We are given   q(x) = x² + 5   r(x) = √(x + 7) A common task with two functions defined in this way is to form their composite functions. Two natural composite functions to consider are   (r ∘ q)(x) = r(q(x)) and (q ∘ r)(x) = q(r(x)). Below are the steps to find each of these, along with their domains. ───────────────────────────── Step 1. Find (r ∘ q)(x) By definition, (r ∘ q)(x) means we first apply q to x and then apply r to the result. Thus:   r(q(x)) = √(q(x) + 7) Since q(x) = x² + 5, substitute this in:   r(q(x)) = √(x² + 5 + 7) = √(x² + 12). Domain Consideration for r(q(x)): Recall that the square root function requires its input to be nonnegative. Here, the radicand is   x² + 12. Since x² is always nonnegative for all real x, we have   x² + 12 ≥ 12 > 0 for all x. Thus, (r ∘ q)(x) = √(x² + 12) is defined for all real numbers. ───────────────────────────── Step 2. Find (q ∘ r)(x) Now, (q ∘ r)(x) means we first apply r to x and then apply q to the result.

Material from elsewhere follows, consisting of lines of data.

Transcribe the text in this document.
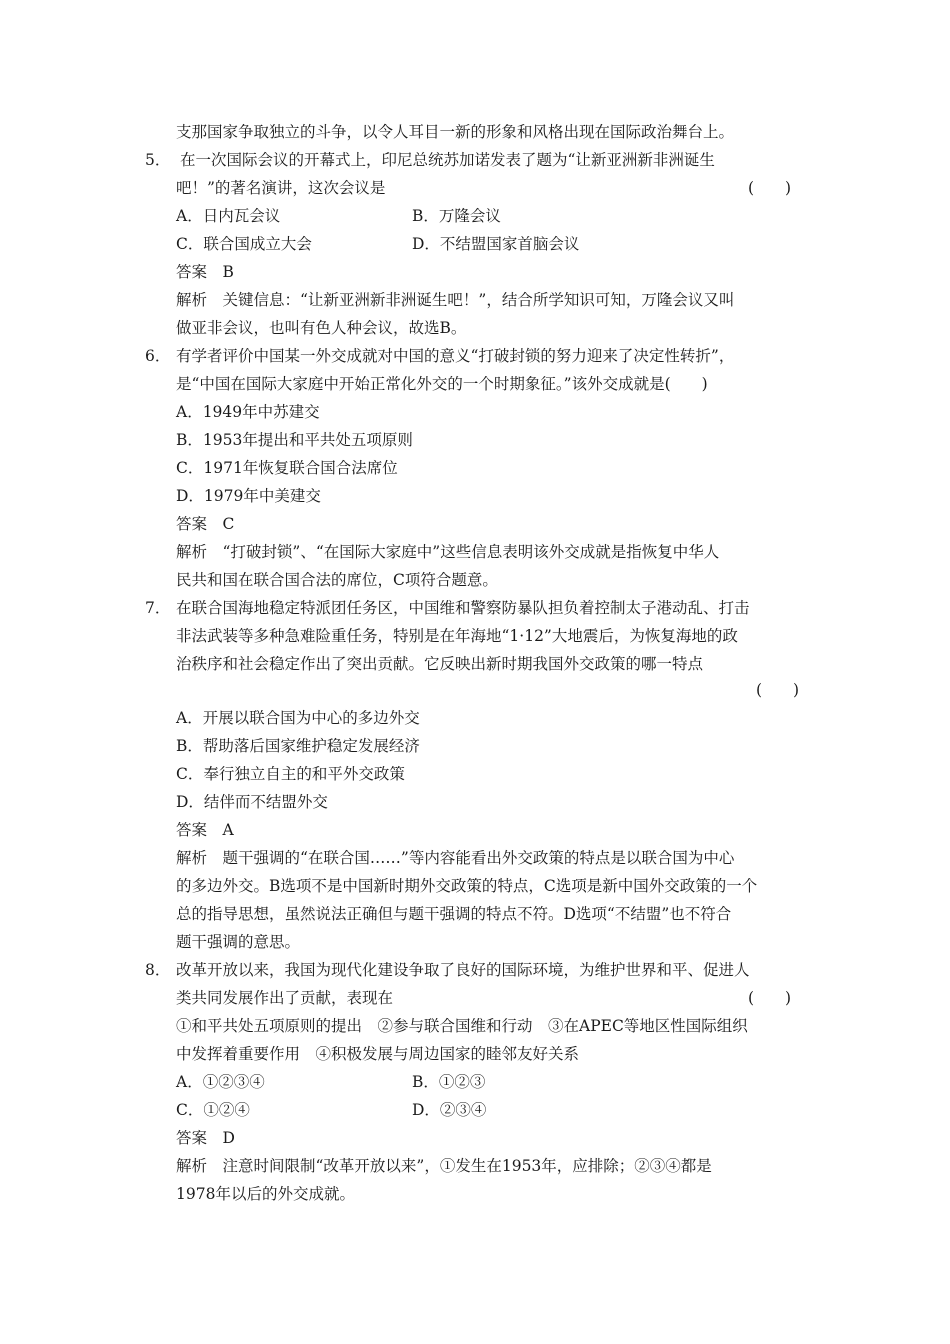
支那国家争取独立的斗争，以令人耳目一新的形象和风格出现在国际政治舞台上。
5． 在一次国际会议的开幕式上，印尼总统苏加诺发表了题为“让新亚洲新非洲诞生
吧！”的著名演讲，这次会议是	(　　)
A．日内瓦会议	B．万隆会议
C．联合国成立大会	D．不结盟国家首脑会议
答案　B
解析　关键信息：“让新亚洲新非洲诞生吧！”，结合所学知识可知，万隆会议又叫
做亚非会议，也叫有色人种会议，故选B。
6． 有学者评价中国某一外交成就对中国的意义“打破封锁的努力迎来了决定性转折”，
是“中国在国际大家庭中开始正常化外交的一个时期象征。”该外交成就是(　　)
A．1949年中苏建交
B．1953年提出和平共处五项原则
C．1971年恢复联合国合法席位
D．1979年中美建交
答案　C
解析　“打破封锁”、“在国际大家庭中”这些信息表明该外交成就是指恢复中华人
民共和国在联合国合法的席位，C项符合题意。
7． 在联合国海地稳定特派团任务区，中国维和警察防暴队担负着控制太子港动乱、打击
非法武装等多种急难险重任务，特别是在年海地“1·12”大地震后，为恢复海地的政
治秩序和社会稳定作出了突出贡献。它反映出新时期我国外交政策的哪一特点
(　　)
A．开展以联合国为中心的多边外交
B．帮助落后国家维护稳定发展经济
C．奉行独立自主的和平外交政策
D．结伴而不结盟外交
答案　A
解析　题干强调的“在联合国……”等内容能看出外交政策的特点是以联合国为中心
的多边外交。B选项不是中国新时期外交政策的特点，C选项是新中国外交政策的一个
总的指导思想，虽然说法正确但与题干强调的特点不符。D选项“不结盟”也不符合
题干强调的意思。
8． 改革开放以来，我国为现代化建设争取了良好的国际环境，为维护世界和平、促进人
类共同发展作出了贡献，表现在	(　　)
①和平共处五项原则的提出　②参与联合国维和行动　③在APEC等地区性国际组织
中发挥着重要作用　④积极发展与周边国家的睦邻友好关系
A．①②③④	B．①②③
C．①②④	D．②③④
答案　D
解析　注意时间限制“改革开放以来”，①发生在1953年，应排除；②③④都是
1978年以后的外交成就。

Thus:   q(r(x)) = (r(x))² + 5. Since r(x) = √(x + 7), substitute this:   q(r(x)) = (√(x + 7))² + 5 = (x + 7) + 5 = x + 12. Domain Consideration for q(r(x)): For r(x) = √(x + 7) to be defined, the radicand must satisfy   x + 7 ≥ 0 ⟹ x ≥ −7. So the composite function (q ∘ r)(x) = x + 12 is defined only for x ≥ −7. ───────────────────────────── Summary of Answers 1. (r ∘ q)(x) = √(x² + 12)   Domain: All real numbers. 2. (q ∘ r)(x) = x + 12      Domain: x ≥ −7. These are the answers for the composite functions formed from q(x) and r(x).